In most cases, the DTC is more valuable than the CCA because:
- The DTC base amount (~$9,428 federal) is larger than the CCA for most dependants
- The DTC child supplement (~$5,500 for children under 18) adds significant additional value
- The DTC can be claimed retroactively for up to 10 years
The CCA is most valuable when:
- The person with the impairment does not have an approved DTC
- The dependant has income that reduces the transferred DTC amount
- The supporting person has multiple dependants with impairments
How My Benefits Canada Helps
When we manage a DTC application, we also review your full claiming strategy — including the CCA, the spousal amount, the child supplement, and any other credits you may be missing. Our goal is to ensure you are claiming everything you are entitled to, not just the DTC.

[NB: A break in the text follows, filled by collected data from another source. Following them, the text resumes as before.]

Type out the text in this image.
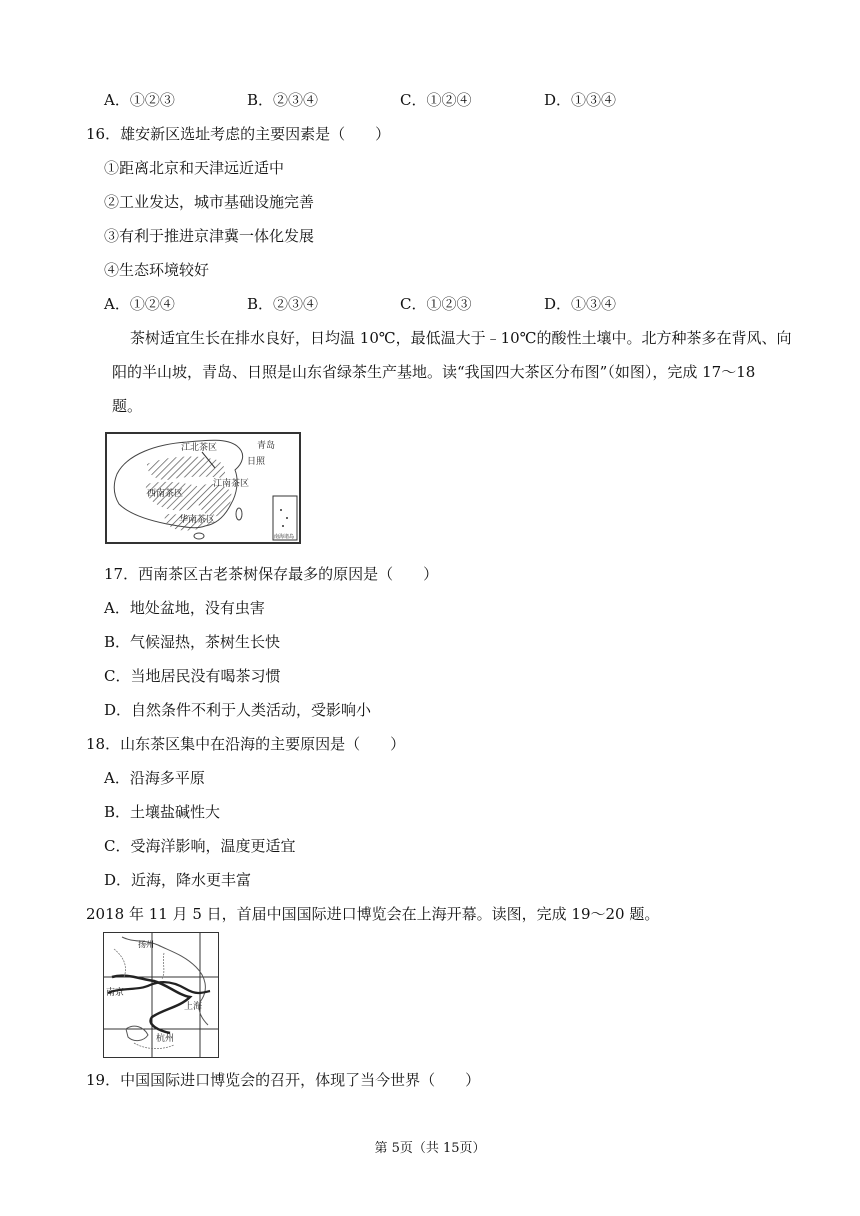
A．①②③	B．②③④	C．①②④	D．①③④
16．雄安新区选址考虑的主要因素是（　　）
①距离北京和天津远近适中
②工业发达，城市基础设施完善
③有利于推进京津冀一体化发展
④生态环境较好
A．①②④	B．②③④	C．①②③	D．①③④
茶树适宜生长在排水良好，日均温 10℃，最低温大于﹣10℃的酸性土壤中。北方种茶多在背风、向
阳的半山坡，青岛、日照是山东省绿茶生产基地。读“我国四大茶区分布图”（如图），完成 17～18
题。
江北茶区	青岛
日照
西南茶区
江南茶区
华南茶区
南海诸岛
17．西南茶区古老茶树保存最多的原因是（　　）
A．地处盆地，没有虫害
B．气候湿热，茶树生长快
C．当地居民没有喝茶习惯
D．自然条件不利于人类活动，受影响小
18．山东茶区集中在沿海的主要原因是（　　）
A．沿海多平原
B．土壤盐碱性大
C．受海洋影响，温度更适宜
D．近海，降水更丰富
2018 年 11 月 5 日，首届中国国际进口博览会在上海开幕。读图，完成 19～20 题。
南京
上海
杭州
扬州
19．中国国际进口博览会的召开，体现了当今世界（　　）
第 5页（共 15页）
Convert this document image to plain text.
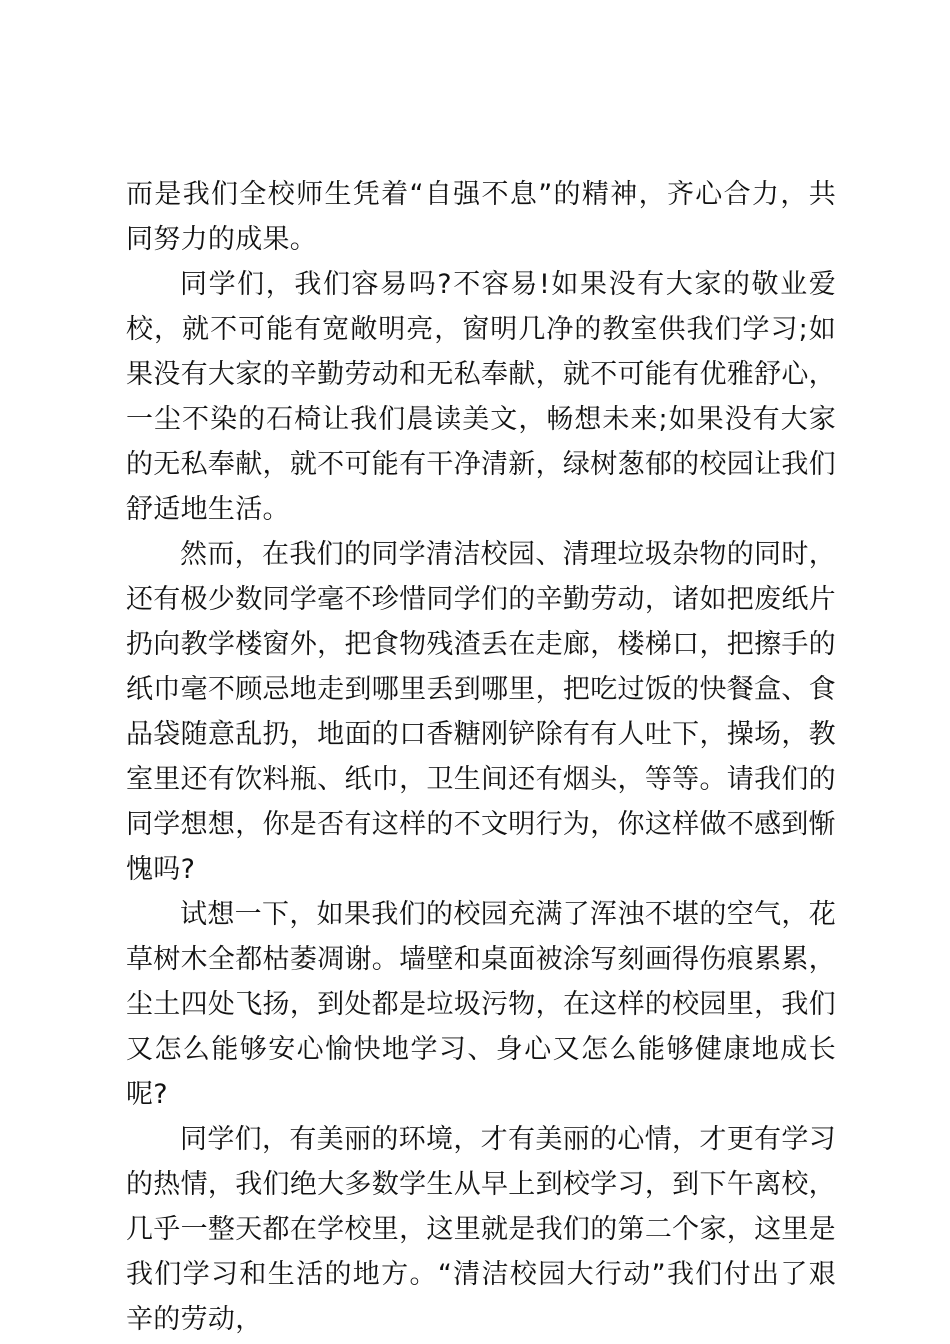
而是我们全校师生凭着“自强不息”的精神，齐心合力，共同努力的成果。

同学们，我们容易吗?不容易!如果没有大家的敬业爱校，就不可能有宽敞明亮，窗明几净的教室供我们学习;如果没有大家的辛勤劳动和无私奉献，就不可能有优雅舒心，一尘不染的石椅让我们晨读美文，畅想未来;如果没有大家的无私奉献，就不可能有干净清新，绿树葱郁的校园让我们舒适地生活。

然而，在我们的同学清洁校园、清理垃圾杂物的同时，还有极少数同学毫不珍惜同学们的辛勤劳动，诸如把废纸片扔向教学楼窗外，把食物残渣丢在走廊，楼梯口，把擦手的纸巾毫不顾忌地走到哪里丢到哪里，把吃过饭的快餐盒、食品袋随意乱扔，地面的口香糖刚铲除有有人吐下，操场，教室里还有饮料瓶、纸巾，卫生间还有烟头，等等。请我们的同学想想，你是否有这样的不文明行为，你这样做不感到惭愧吗?

试想一下，如果我们的校园充满了浑浊不堪的空气，花草树木全都枯萎凋谢。墙壁和桌面被涂写刻画得伤痕累累，尘土四处飞扬，到处都是垃圾污物，在这样的校园里，我们又怎么能够安心愉快地学习、身心又怎么能够健康地成长呢?

同学们，有美丽的环境，才有美丽的心情，才更有学习的热情，我们绝大多数学生从早上到校学习，到下午离校，几乎一整天都在学校里，这里就是我们的第二个家，这里是我们学习和生活的地方。“清洁校园大行动”我们付出了艰辛的劳动，
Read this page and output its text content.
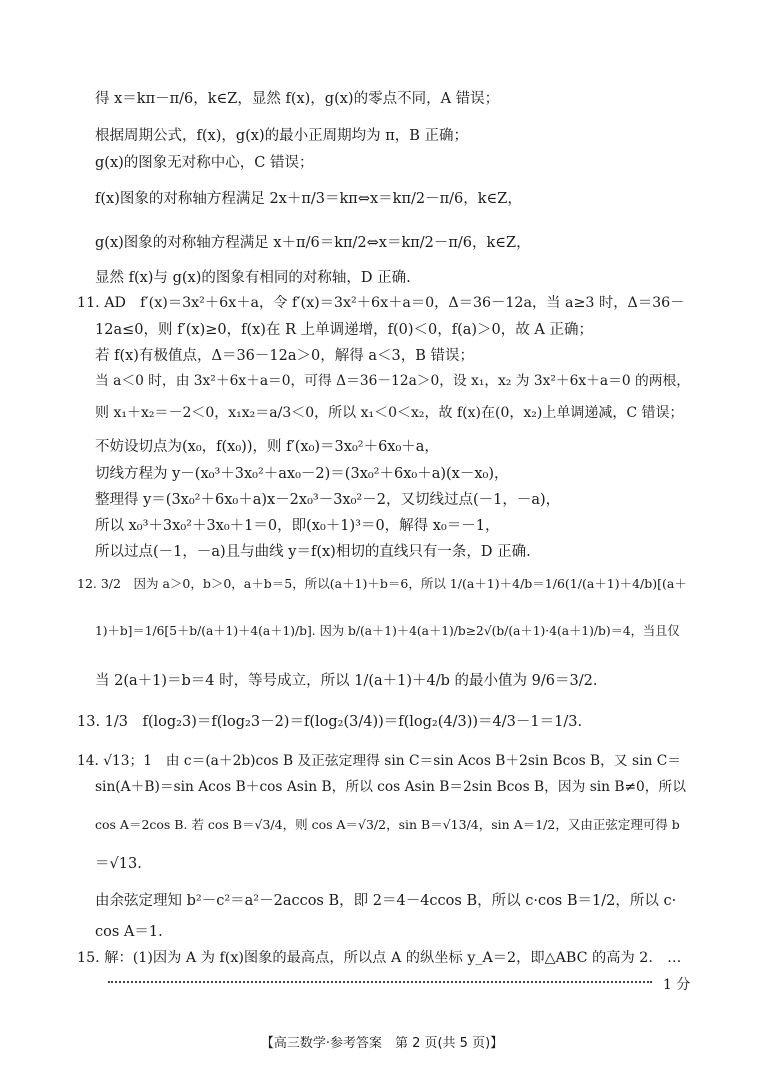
得 x＝kπ－π/6，k∈Z，显然 f(x)，g(x)的零点不同，A 错误；
根据周期公式，f(x)，g(x)的最小正周期均为 π，B 正确；
g(x)的图象无对称中心，C 错误；
f(x)图象的对称轴方程满足 2x＋π/3＝kπ⇔x＝kπ/2－π/6，k∈Z，
g(x)图象的对称轴方程满足 x＋π/6＝kπ/2⇔x＝kπ/2－π/6，k∈Z，
显然 f(x)与 g(x)的图象有相同的对称轴，D 正确.
11. AD　f′(x)＝3x²＋6x＋a，令 f′(x)＝3x²＋6x＋a＝0，Δ＝36－12a，当 a≥3 时，Δ＝36－
12a≤0，则 f′(x)≥0，f(x)在 R 上单调递增，f(0)＜0，f(a)＞0，故 A 正确；
若 f(x)有极值点，Δ＝36－12a＞0，解得 a＜3，B 错误；
当 a＜0 时，由 3x²＋6x＋a＝0，可得 Δ＝36－12a＞0，设 x₁，x₂ 为 3x²＋6x＋a＝0 的两根，
则 x₁＋x₂＝－2＜0，x₁x₂＝a/3＜0，所以 x₁＜0＜x₂，故 f(x)在(0，x₂)上单调递减，C 错误；
不妨设切点为(x₀，f(x₀))，则 f′(x₀)＝3x₀²＋6x₀＋a，
切线方程为 y－(x₀³＋3x₀²＋ax₀－2)＝(3x₀²＋6x₀＋a)(x－x₀)，
整理得 y＝(3x₀²＋6x₀＋a)x－2x₀³－3x₀²－2，又切线过点(－1，－a)，
所以 x₀³＋3x₀²＋3x₀＋1＝0，即(x₀＋1)³＝0，解得 x₀＝－1，
所以过点(－1，－a)且与曲线 y＝f(x)相切的直线只有一条，D 正确.
12. 3/2　因为 a＞0，b＞0，a＋b＝5，所以(a＋1)＋b＝6，所以 1/(a＋1)＋4/b＝1/6(1/(a＋1)＋4/b)[(a＋
1)＋b]＝1/6[5＋b/(a＋1)＋4(a＋1)/b]. 因为 b/(a＋1)＋4(a＋1)/b≥2√(b/(a＋1)·4(a＋1)/b)＝4，当且仅
当 2(a＋1)＝b＝4 时，等号成立，所以 1/(a＋1)＋4/b 的最小值为 9/6＝3/2.
13. 1/3　f(log₂3)＝f(log₂3－2)＝f(log₂(3/4))＝f(log₂(4/3))＝4/3－1＝1/3.
14. √13；1　由 c＝(a＋2b)cos B 及正弦定理得 sin C＝sin Acos B＋2sin Bcos B，又 sin C＝
sin(A＋B)＝sin Acos B＋cos Asin B，所以 cos Asin B＝2sin Bcos B，因为 sin B≠0，所以
cos A＝2cos B. 若 cos B＝√3/4，则 cos A＝√3/2，sin B＝√13/4，sin A＝1/2，又由正弦定理可得 b
＝√13.
由余弦定理知 b²－c²＝a²－2accos B，即 2＝4－4ccos B，所以 c·cos B＝1/2，所以 c·
cos A＝1.
15. 解：(1)因为 A 为 f(x)图象的最高点，所以点 A 的纵坐标 y_A＝2，即△ABC 的高为 2.　…
1 分
【高三数学·参考答案　第 2 页(共 5 页)】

Start your free eligibility assessment to find out how much your family may be entitled to.
Frequently Asked Questions
Can I claim both the Canada Caregiver Amount and the DTC for the same person? Yes, but the CCA is reduced by the amount of the transferred DTC. In most cases, the transferred DTC is larger, so the CCA is effectively zero — but you still receive the full DTC value.
Do I need a T2201 to claim the Canada Caregiver Amount? No. The CCA does not require formal CRA approval. You claim it based on your own assessment that the dependant has a physical or mental impairment.
Which is more valuable — the CCA or the DTC? In most cases, the DTC is more valuable. The base DTC amount (~$9,428 federal) is larger than the CCA for most dependants, and the DTC can be claimed retroactively.
Can I claim the CCA if my dependant has no DTC approval? Yes. The CCA is available even without a DTC approval, as long as the dependant has a physical or mental impairment.
What if my dependant has income? The CCA for dependants other than a spouse or child is reduced dollar-for-dollar once the dependant's net income exceeds approximately $18,000. The transferred DTC is not reduced by the dependant's income.